Analysis of microphone and 3C geophone measurements from a 3C-2D seismic survey

Alejandro David Alcudia León, Robert R. Stewart

A 3C-2D seismic survey was conducted at Pikes Peak oil field, Saskatchewan during March 2000. It consisted of conventional arrays of geophones, single 3-C geophones and microphones, designed and tested at the University of Calgary. The aim of deploying pressure sensors in the field was to record the ambient noise and the airwave generated by the vibroseis source. The reliability of using pressure data to suppress some of the noise coupled into the geophone records remains the main goal of the undergoing research. However, a deep understanding of the wave phenomena associated with energy conversion at the air-ground interface is necessary. Therefore, a general model is derived for the air-ground transfer function which is frequency dependent.

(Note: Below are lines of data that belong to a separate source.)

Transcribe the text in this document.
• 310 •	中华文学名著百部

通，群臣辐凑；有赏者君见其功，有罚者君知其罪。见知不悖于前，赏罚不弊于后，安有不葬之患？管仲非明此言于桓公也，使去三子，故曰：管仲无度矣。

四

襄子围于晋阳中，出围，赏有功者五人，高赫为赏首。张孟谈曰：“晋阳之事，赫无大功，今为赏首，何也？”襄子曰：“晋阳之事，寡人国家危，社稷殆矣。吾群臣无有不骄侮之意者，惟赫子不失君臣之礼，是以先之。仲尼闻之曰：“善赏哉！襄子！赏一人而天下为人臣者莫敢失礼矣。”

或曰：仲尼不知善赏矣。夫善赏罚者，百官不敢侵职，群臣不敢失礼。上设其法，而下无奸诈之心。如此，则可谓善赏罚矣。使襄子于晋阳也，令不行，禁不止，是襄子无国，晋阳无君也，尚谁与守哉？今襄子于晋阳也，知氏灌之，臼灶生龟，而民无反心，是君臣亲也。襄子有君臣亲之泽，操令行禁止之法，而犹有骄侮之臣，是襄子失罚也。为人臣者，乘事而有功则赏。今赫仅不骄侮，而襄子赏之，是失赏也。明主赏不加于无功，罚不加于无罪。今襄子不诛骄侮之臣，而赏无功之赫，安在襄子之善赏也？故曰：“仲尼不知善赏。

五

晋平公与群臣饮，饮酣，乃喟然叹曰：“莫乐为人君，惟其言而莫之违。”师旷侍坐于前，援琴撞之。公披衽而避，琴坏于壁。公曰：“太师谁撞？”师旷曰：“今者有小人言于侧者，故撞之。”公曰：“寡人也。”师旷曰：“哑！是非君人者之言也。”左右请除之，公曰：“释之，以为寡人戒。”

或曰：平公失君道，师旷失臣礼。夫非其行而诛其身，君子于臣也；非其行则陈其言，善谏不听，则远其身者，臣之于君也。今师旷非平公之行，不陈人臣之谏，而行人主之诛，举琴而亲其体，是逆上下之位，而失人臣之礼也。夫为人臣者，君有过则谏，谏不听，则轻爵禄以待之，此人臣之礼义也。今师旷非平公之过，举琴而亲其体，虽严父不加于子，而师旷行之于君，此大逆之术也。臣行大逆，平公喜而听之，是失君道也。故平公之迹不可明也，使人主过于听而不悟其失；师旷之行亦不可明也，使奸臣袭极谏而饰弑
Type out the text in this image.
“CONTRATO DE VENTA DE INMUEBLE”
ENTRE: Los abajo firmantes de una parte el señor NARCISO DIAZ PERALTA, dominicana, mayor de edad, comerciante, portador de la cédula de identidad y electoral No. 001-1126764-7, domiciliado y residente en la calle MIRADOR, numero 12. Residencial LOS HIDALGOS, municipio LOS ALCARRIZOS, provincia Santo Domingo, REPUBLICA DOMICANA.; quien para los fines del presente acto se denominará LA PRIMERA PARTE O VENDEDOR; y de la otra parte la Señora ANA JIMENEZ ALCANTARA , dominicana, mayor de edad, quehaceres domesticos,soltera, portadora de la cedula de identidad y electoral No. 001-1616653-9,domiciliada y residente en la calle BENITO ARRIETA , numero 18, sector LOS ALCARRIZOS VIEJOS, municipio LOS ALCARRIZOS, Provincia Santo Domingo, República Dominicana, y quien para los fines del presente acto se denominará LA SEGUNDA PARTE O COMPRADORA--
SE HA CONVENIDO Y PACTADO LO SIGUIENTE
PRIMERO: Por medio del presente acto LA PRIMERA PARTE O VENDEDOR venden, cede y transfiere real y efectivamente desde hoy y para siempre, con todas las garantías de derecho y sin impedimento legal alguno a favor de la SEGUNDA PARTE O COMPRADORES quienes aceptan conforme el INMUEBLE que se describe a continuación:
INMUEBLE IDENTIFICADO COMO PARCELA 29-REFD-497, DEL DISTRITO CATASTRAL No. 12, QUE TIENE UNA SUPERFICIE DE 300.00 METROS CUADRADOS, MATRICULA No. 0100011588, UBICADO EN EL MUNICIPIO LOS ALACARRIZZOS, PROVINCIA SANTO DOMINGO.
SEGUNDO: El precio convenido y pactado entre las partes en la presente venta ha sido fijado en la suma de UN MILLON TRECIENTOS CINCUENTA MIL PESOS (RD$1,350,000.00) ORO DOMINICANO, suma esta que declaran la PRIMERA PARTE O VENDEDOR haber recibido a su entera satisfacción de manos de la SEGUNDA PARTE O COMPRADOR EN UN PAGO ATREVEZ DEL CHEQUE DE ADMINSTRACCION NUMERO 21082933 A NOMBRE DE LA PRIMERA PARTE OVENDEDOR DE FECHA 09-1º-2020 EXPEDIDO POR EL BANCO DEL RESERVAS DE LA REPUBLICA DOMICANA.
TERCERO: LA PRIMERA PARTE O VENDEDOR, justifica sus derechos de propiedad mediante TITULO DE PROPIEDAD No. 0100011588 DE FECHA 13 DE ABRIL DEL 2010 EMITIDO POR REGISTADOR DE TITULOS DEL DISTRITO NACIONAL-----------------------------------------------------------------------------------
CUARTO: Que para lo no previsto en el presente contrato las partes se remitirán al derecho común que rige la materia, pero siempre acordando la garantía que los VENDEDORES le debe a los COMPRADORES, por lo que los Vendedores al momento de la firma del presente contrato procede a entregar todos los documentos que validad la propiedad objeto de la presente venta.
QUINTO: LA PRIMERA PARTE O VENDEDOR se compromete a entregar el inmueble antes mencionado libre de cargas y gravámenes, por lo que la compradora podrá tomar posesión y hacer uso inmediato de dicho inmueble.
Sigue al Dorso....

The airwave is primarily produced by the vibrator's baseplate, which is modeled as a circular piston vibrating in an infinite rigid baffle. Analysis of the microphone data in the time, frequency and Gabor domains suggests that the model of the airwave source is a good approximation to the actual physics. The sound radiation pattern of the vibrator's baseplate has a direct effect on the airwave frequency content of the microphone traces. A similar signal analysis of the multicomponent data reveals that the coupling of the airwave is broadband, with stronger energy in the vertical and radial components at frequencies in the range 10-25 Hz. Preliminary analysis suggests that the sound beaming might also affect the frequency content of the coupled airwave. These observations are consistent for five consecutive source points.